El de Coche tenía unos meses reabierto, a propósito de la atención a la pandemia. Toda lógica orientaba a esa como la mejor opción. El incremento de la frecuencia de los pitidos apelaba a una decisión rápida.
No lo habían terminado de pronunciar, cuando el chofer ya había movido la dirección en sentido a la alternativa más cercana. El perímetro de seguridad en torno al Periférico parece más una antesala a un hospital de guerra, que a un recinto hospitalario recién reinaugurado. Esa fue la sensación que dejó a los cuatro tripulantes a bordo.
Ana estaba acompañada en el puesto de atrás por su hija menor y de copiloto iba su esposo con la mirada siempre hacia el pecho de la concubina. A ratos volteaba a ver la inusualmente despejada avenida intercomunal de El Valle. Desde su asiento buscaba para alertar sobre cualquier anormalidad que interrumpiera el silencioso ambiente, resultado de la marcial cuarentena en la parroquia.
Una, dos, tres alcabalas y al final la negativa. “¿La señora tiene COVID-19?”, increpó un oficial luego de omitir cualquier saludo o gesto de contacto humano. Los instantes de duda fueron eternos. “Si decimos que tiene coronavirus, capaz que la meten y no sabemos más de ella en un tiempo. O peor le ponen el tratamiento equivocado y resulta peor la cosa”, pensó en milisegundos Rafael Carrasquel, en rol de esposo, enfermo y camillero.
Un nuevo pitido devolvió la lucidez a su pensamiento. “No, tiene asma. Necesitamos que la nebulicen”, respondió segundos antes de ser remitidos por el funcionario a otro centro. “Si tiene otra enfermedad, por favor, retírese. Aquí solo se atiende COVID-19”, remató el capitán.
Sin derecho a réplica, el militar les aconsejó acercarse al Poliedro de Caracas, como para salir del paso. El hospital intermedio de campaña instalado en el domo de La Rinconada estaba a poco más de 2 kilómetros.
Casi sin pensarlo se dirigieron al hospital de contingencia. Con menos obstáculos llegaron a la entrada del Poliedro, donde la negativa fue reiterada. “No hay nadie que la pueda ver, porque si se atiende a uno, después todos van a querer venir y aquí nada más hay gente con coronavirus”, explicó el oficial a cargo de la carpa puesta como recepción.
Agotadas las opciones y la paciencia. Ana atinó a decir con la voz ahogada, que la llevaran al HCU. El trayecto, por la autopista Valle-Coche fue asfixiante.

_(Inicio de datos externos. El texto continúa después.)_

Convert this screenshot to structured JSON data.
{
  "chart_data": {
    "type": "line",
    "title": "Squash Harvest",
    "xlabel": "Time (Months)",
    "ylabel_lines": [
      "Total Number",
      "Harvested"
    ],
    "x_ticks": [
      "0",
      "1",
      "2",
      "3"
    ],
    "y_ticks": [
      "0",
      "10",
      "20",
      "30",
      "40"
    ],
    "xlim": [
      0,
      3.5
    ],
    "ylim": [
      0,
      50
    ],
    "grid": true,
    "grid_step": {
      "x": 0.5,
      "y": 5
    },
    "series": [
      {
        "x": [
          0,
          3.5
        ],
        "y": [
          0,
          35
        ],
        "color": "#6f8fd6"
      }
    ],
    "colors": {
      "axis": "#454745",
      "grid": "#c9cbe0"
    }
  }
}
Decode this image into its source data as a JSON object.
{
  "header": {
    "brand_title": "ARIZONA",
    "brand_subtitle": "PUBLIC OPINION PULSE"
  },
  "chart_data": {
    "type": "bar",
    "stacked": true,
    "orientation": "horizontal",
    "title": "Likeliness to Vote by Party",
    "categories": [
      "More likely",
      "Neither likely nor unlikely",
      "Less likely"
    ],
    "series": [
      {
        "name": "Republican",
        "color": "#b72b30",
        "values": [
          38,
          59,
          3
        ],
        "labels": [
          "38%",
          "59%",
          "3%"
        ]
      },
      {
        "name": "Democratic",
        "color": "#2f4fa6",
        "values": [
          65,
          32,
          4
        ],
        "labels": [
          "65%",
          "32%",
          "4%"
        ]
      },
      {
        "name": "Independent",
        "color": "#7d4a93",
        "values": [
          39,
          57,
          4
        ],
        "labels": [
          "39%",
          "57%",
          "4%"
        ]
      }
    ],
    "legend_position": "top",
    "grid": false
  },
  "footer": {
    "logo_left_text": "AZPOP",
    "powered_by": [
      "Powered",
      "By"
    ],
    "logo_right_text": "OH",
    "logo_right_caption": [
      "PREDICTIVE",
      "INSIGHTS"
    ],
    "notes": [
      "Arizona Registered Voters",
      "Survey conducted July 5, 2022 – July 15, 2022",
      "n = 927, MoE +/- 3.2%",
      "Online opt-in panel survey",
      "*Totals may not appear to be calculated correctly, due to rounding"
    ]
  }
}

La posibilidad de no ser atendidos una vez más era el pensamiento común, aunque silencioso, de todos en el carro.
Una nueva negativa los dejaría sin alternativa, en medio de la noche, sin vehículo propio y sin recursos para acceder a servicios privados. A medida que se acercaban retomaron la conversación para proponer otro sitio. El Hospital Dr. José María Vargas era el más próximo, pero al mismo tiempo de difícil acceso. De pronto, llegaron.
A las 9:45 pm, ya dentro del campus de la Universidad Central de Venezuela, donde queda el hospital escuela, la situación fluyó diferente.

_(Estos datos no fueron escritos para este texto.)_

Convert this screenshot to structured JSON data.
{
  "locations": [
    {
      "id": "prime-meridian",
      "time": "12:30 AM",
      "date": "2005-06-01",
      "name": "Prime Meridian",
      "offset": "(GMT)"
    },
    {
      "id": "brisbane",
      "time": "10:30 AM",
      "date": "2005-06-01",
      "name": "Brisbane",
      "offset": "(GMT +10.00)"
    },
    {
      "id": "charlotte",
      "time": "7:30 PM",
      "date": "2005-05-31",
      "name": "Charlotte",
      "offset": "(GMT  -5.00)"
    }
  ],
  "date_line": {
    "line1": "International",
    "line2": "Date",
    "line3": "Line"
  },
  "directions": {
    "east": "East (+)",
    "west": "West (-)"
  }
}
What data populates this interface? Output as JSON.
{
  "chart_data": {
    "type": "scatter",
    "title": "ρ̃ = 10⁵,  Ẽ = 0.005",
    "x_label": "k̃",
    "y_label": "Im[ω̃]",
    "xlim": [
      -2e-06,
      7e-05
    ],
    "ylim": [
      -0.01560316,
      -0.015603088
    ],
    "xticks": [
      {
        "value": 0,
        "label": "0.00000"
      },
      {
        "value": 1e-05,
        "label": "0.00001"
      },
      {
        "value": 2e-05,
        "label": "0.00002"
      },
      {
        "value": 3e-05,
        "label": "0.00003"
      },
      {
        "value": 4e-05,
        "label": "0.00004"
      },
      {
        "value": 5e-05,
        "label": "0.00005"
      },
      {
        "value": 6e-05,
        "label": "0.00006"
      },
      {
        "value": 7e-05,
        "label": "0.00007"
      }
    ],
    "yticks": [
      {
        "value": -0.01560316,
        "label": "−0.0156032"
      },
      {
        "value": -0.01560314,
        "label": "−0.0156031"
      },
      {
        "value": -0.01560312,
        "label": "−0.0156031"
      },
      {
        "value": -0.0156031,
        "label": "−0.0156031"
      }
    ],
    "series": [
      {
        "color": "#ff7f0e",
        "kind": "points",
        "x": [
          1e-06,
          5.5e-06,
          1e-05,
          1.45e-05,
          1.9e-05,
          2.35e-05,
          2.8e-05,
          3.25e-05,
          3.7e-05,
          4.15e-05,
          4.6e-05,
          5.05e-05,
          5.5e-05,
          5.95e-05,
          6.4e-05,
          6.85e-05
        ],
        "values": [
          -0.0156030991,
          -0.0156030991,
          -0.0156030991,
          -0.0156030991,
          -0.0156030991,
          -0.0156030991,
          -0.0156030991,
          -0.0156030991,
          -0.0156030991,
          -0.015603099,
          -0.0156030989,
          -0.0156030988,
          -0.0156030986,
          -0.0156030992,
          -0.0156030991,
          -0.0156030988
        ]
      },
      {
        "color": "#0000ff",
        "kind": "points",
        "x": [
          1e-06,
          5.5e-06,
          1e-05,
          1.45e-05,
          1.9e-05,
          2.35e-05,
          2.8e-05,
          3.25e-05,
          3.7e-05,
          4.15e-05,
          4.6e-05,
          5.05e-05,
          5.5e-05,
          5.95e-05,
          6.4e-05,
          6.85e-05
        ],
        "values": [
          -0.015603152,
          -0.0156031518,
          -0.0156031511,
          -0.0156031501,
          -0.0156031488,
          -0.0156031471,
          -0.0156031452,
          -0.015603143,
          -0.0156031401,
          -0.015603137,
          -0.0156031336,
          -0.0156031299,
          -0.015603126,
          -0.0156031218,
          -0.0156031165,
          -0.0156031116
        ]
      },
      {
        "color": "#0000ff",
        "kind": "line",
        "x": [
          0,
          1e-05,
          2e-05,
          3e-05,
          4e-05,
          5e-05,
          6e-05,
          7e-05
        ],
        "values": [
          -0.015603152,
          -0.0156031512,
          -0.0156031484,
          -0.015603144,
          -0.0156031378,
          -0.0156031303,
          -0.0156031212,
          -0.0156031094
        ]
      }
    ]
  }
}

El personal a cargo de la guardia en el servicio de triaje, como se denomina a la revisión previa al diagnóstico de un médico, los hizo pasar a una carpa instalada en el estacionamiento.
La lona se había puesto como módulo de recepción para pacientes con COVID-19. No obstante, la falta de insumos, déficit de personal y de equipos de bioseguridad impidió su continuidad.
Ana fue atendida dos horas después. Antes vio pasar a dos pacientes que llegaron mucho después que ella, pero alegaron síntomas de coronavirus para lograr entrar. Su emergencia no era prioridad. Como si de una competencia de deficiencias para respirar se tratase.
“Qué locura. Casi muero en una carpa afuera del hospital por no tener COVID-19”, suspiró ya aliviada. Al terminar la última nebulización en la mañana y con más aire en los pulmones, recordó que durante la espera se quedó dormida. Su aspiración de recibir atención no había sido una pesadilla.